The Astros returning to (and winning) in the nation’s capital was sure to stir up memories of the last series Houston and Washington played in Nationals Park, but a lot has changed and Davey Martinez, Mr. Go 1-0 today, isn’t much for looking back, or forward, remaining as he’s always saying, focused on the task at hand. But still, you knew the 2019 World Series would come up with the two clubs who faced off in the 115th Fall Classic facing off again in D.C. for the next three days.
“It’s definitely something that they’re coming back for the first time after 2019, but that’s — even though it seems — for me, I’ll never forget the memories, but it’s behind us. They got some new players, different team, we come in with different players as well, it’s two totally different ballclubs, so we got to go out there today and go 1-0 today,” Martinez said before the series opener with the Astros.
“We’re going to go out there and play baseball,” Martinez continued. “The guys that were here, they’ve been through it, they know it, and they understand it, and it was a great feeling, it really was, and a feeling that we’ll never forget, but today is a different ballgame.”
Getting to reconnect with his own former manager, and long-time friend Dusty Baker did mean a lot to the Nats’ skipper, however, and he talked about the influence Dusty and the other managers he played for and worked with have had on his approach to his job.
“I admire the way he goes about his business,” Martinez said, “and I’ve always — like I’ve said — when I became a manager and before I became a manager, I took a little bit of everybody, learned a lot from different people. I always mention Bobby Cox being one, as a coach with Joe [Maddon], learned a lot from him, and from playing for Dusty I learned from him, and it kind of molded me to what I wanted to be if I ever got an opportunity to manage, so for me it’s just about, one, how much Dusty respects and loves the game. I really feel like I love the game just as much, and respect the game just as much, and also how he treats people, and that’s something I’ll never forget about Dusty, how he treated me and my family.”
Martinez has treated Baker and his family well too.
Bell Hits the Ball:
Josh Bell started this weekend’s three-game set with the Astros 39 for 113 (.345/.439/.513) in 32 games played in a month-plus this season, having, the Nationals highlighted in the notes for last night’s game, “reached base safely in 29 of 32 games this season.” It isn’t just a solid start in ‘22 for Bell, he’s been hitting the ball since mid-May 2021, after a slow start in D.C. in his first year with the team following a stint on the COVID-IL at the beginning of the season.
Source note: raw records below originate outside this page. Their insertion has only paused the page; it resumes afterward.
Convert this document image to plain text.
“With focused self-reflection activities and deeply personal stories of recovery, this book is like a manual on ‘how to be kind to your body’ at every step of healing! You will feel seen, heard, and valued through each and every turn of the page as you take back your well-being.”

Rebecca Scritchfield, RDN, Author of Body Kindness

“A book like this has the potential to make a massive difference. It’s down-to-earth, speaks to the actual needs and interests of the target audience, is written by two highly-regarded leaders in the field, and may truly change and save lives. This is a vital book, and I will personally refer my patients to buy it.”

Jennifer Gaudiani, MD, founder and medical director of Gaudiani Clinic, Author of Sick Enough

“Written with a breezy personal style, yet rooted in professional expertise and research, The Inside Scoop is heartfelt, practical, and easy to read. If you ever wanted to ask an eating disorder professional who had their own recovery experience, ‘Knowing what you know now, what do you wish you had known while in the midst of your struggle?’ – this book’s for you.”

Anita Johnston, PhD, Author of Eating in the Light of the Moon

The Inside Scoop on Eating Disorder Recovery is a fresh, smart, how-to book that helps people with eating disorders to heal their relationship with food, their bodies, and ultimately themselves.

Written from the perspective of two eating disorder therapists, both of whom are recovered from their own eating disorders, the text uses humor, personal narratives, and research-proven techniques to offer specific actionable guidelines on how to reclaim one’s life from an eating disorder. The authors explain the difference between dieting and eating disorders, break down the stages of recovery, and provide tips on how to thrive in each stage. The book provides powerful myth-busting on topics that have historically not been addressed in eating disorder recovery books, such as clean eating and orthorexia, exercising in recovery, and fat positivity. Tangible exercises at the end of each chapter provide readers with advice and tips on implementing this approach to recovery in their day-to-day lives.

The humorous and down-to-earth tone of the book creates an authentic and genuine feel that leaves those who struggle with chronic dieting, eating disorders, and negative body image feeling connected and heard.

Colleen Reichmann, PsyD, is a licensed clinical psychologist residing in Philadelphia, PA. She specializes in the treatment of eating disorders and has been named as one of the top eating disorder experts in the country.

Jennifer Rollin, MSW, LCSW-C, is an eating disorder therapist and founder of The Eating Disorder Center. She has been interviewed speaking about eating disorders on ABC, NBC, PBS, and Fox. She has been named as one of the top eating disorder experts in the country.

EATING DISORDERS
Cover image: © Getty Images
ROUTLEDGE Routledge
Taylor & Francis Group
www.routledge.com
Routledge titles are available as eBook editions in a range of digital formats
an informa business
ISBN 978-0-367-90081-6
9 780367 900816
“Bell is hitting .299/.389/.513 with 27 doubles, one triple, 28 homers, 99 RBI(s), three hit by pitch(es), 76 walks[,] and 81 runs scored in 153 games since May 13, 2021,” the Nats wrote.
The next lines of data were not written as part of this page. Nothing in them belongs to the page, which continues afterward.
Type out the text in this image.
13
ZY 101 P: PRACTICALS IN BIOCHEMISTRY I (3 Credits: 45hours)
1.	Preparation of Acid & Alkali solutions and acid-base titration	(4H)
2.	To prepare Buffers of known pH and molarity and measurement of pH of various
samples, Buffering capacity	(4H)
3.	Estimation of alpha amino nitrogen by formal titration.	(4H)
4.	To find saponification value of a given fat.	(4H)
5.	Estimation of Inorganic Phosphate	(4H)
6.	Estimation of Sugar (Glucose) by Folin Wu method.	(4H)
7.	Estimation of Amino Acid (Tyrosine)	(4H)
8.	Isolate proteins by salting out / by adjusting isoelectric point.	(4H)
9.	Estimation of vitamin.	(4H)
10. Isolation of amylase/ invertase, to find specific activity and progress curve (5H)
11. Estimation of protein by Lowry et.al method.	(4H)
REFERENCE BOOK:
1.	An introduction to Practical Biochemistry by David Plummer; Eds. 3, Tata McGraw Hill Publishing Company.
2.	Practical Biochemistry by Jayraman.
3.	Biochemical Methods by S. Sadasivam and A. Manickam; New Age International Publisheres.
“He’s really, really trying to put the ball in play,” Davey Martinez said when asked about Bell’s success at the plate the last two seasons.
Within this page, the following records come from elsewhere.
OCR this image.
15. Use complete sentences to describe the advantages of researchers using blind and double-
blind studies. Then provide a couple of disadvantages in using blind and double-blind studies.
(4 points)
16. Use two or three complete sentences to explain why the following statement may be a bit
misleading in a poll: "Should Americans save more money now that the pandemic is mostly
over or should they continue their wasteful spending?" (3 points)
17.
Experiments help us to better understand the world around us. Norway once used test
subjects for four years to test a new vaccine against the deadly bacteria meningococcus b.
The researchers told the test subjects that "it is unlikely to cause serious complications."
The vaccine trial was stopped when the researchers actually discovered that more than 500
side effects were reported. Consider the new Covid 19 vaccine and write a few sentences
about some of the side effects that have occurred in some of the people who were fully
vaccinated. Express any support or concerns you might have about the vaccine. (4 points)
“I talked a while ago about how he’s not trying to do too much. He’s getting ready on time, which is a big thing.
“Almost every pitch he’s ready on time, and ready to hit the fastball, so kudos to him. He came to Spring Training wanting to cut down, he felt like if he could put the ball in play more, he could hit the ball hard and create better at bats, and he’s done that, and you can see the results, he’s up there in the league in hitting, but he’s still hitting the ball hard.”
Bell’s .345 AVG at the start of play on Friday was the 4th-best in the majors, and he was 4th in OBP too (and 21st in SLG). So, not a typical all-or-nothing power hitter, exactly.
Which is a nice development for the switch-hitter and the Nationals, with Bell also walking (17) more than he’d K’d (15) through 134 plate appearances going into last night’s game.
“Look, I played with a guy that you think — he looked like he struck out at lot, but the guy hit .345-.350 every year,” Martinez said, “Frank Thomas. He put the ball in play. Sometimes it was ugly, and sometimes — what I say to Josh, ‘You’re going to get some ugly hits, but they’re hits all in all,’ and he appreciates that, and we’ll often joke around, and he goes, ‘That was an ugly hit.’ And I go, ‘What was the result? It was a hit.’ So, but it’s good for him, and he understands, and like I’ve said, when he moves the ball good things happen, when you strike out, the only thing you can do is walk back and go watch video and see what went wrong, so he’s really focused on just getting ready, and he wants to drive the ball, don’t get me wrong, but his two-strike approach is a lot better than it has been.”